[sword-svn] r3267 - in trunk: . examples/cmdline src/modules
scribe at crosswire.org
scribe at crosswire.org
Wed Oct 8 12:43:28 MST 2014
Author: scribe
Date: 2014-10-08 12:43:28 -0700 (Wed, 08 Oct 2014)
New Revision: 3267
Modified:
trunk/configure.ac
trunk/examples/cmdline/search.cpp
trunk/src/modules/swmodule.cpp
Log:
Added initial support for Xapian search engine
Modified: trunk/configure.ac
===================================================================
--- trunk/configure.ac 2014-10-08 15:39:57 UTC (rev 3266)
+++ trunk/configure.ac 2014-10-08 19:43:28 UTC (rev 3267)
@@ -69,6 +69,8 @@
# AC_HELP_STRING([--with-lucene],[include lucene support for searching (default=no)]),,with_lucene=no)

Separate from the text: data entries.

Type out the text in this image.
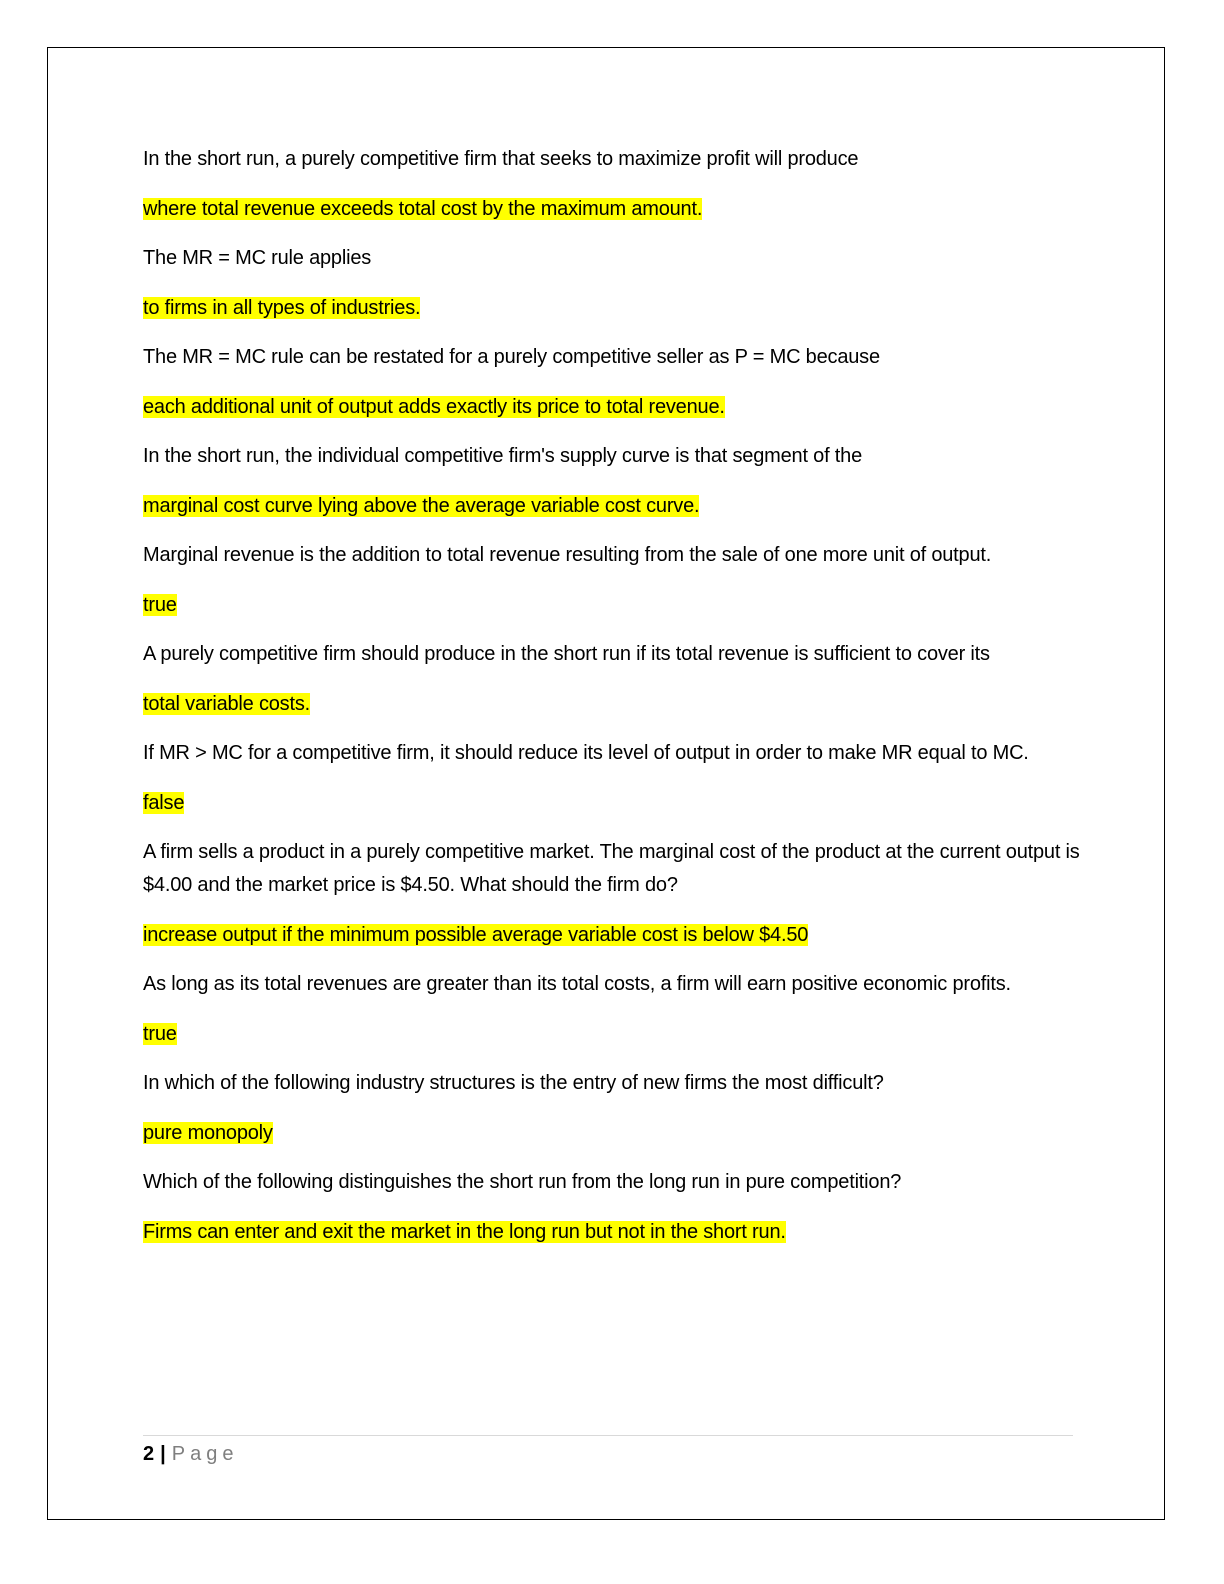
In the short run, a purely competitive firm that seeks to maximize profit will produce

where total revenue exceeds total cost by the maximum amount.

The MR = MC rule applies

to firms in all types of industries.

The MR = MC rule can be restated for a purely competitive seller as P = MC because

each additional unit of output adds exactly its price to total revenue.

In the short run, the individual competitive firm's supply curve is that segment of the

marginal cost curve lying above the average variable cost curve.

Marginal revenue is the addition to total revenue resulting from the sale of one more unit of output.

true

A purely competitive firm should produce in the short run if its total revenue is sufficient to cover its

total variable costs.

If MR > MC for a competitive firm, it should reduce its level of output in order to make MR equal to MC.

false

A firm sells a product in a purely competitive market. The marginal cost of the product at the current output is $4.00 and the market price is $4.50. What should the firm do?

increase output if the minimum possible average variable cost is below $4.50

As long as its total revenues are greater than its total costs, a firm will earn positive economic profits.

true

In which of the following industry structures is the entry of new firms the most difficult?

pure monopoly

Which of the following distinguishes the short run from the long run in pure competition?

Firms can enter and exit the market in the long run but not in the short run.

2 | Page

AC_ARG_WITH([internalregex],
AS_HELP_STRING([--with-internalregex], [Compile using SWORDs internal copy of regex]))
+AC_ARG_WITH(xapian,
+ AC_HELP_STRING([--with-xapian],[use xapian search engine (default=yes)]),,with_xapian=yes)

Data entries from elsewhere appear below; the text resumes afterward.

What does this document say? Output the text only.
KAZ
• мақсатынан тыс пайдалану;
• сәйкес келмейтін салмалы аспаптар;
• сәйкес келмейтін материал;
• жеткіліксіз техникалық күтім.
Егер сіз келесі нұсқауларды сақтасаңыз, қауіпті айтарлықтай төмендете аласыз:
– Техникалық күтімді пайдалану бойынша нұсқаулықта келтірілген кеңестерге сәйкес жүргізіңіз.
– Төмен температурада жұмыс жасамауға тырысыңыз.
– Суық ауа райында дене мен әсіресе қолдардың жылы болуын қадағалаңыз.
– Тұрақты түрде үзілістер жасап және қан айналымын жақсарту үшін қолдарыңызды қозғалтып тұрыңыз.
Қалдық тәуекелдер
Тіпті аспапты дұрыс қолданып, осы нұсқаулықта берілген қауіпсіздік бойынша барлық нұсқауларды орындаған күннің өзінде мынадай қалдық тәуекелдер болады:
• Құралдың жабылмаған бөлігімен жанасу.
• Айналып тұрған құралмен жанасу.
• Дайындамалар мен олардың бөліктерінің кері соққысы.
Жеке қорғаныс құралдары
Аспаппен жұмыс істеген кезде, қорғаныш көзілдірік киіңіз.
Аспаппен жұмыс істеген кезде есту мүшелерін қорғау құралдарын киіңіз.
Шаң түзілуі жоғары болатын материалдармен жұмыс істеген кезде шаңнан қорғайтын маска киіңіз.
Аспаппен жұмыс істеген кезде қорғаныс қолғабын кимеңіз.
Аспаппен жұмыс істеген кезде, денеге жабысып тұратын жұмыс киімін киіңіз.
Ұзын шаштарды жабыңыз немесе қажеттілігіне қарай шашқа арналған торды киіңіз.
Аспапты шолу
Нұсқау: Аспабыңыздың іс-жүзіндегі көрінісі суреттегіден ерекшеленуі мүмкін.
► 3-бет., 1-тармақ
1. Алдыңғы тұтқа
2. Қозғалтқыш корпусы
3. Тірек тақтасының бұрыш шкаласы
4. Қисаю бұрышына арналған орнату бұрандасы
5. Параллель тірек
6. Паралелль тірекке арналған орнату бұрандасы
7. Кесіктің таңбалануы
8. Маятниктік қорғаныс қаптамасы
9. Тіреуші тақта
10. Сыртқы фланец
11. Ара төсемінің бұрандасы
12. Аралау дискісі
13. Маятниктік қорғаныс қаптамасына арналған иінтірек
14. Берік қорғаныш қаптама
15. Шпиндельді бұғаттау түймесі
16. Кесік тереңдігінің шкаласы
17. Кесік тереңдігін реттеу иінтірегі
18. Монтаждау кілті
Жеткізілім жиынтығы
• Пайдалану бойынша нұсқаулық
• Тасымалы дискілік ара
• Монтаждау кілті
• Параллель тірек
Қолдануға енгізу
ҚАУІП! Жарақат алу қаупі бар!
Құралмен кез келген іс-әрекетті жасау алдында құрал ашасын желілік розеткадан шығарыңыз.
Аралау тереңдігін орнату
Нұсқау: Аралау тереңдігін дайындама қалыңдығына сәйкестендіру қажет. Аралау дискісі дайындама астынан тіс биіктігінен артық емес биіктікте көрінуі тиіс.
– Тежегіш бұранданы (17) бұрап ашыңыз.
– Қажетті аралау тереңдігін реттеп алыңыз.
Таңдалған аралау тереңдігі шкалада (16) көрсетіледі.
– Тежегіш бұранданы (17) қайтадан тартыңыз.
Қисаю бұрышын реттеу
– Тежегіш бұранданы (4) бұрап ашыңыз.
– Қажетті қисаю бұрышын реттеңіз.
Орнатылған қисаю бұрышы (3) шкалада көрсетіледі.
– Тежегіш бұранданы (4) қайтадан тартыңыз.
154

# ---------------------------------------------------------------------
@@ -304,6 +306,23 @@
fi
fi
+if test x$with_xapian = xyes; then
+ AC_LANG_CPLUSPLUS
+ AC_CHECK_LIB(xapian,main,,with_xapian="no")
+else
+ with_xapian="no"
+fi
+
+if test x$with_xapian = xyes; then
+ AM_CFLAGS="$AM_CFLAGS -DUSEXAPIAN"
+ AM_CXXFLAGS="$AM_CXXFLAGS -DUSEXAPIAN"
+ if test x$with_clucene = xno; then
+ with_clucene="no"
+ else
+ with_clucene="$with_clucene; but using XAPIAN instead"
+ fi
+fi
+
AC_CHECK_FUNCS(vsnprintf, [have_vsnprintf="yes"])
# ---------------------------------------------------------------------
@@ -425,6 +444,7 @@
echo " INTERNAL FTPLIB: $with_internalftplib"
echo " INTERNAL REGEX: $with_internalregex"
echo " CLUCENE: $with_clucene"
+echo " XAPIAN: $with_xapian"
echo
echo
Modified: trunk/examples/cmdline/search.cpp
===================================================================
--- trunk/examples/cmdline/search.cpp 2014-10-08 15:39:57 UTC (rev 3266)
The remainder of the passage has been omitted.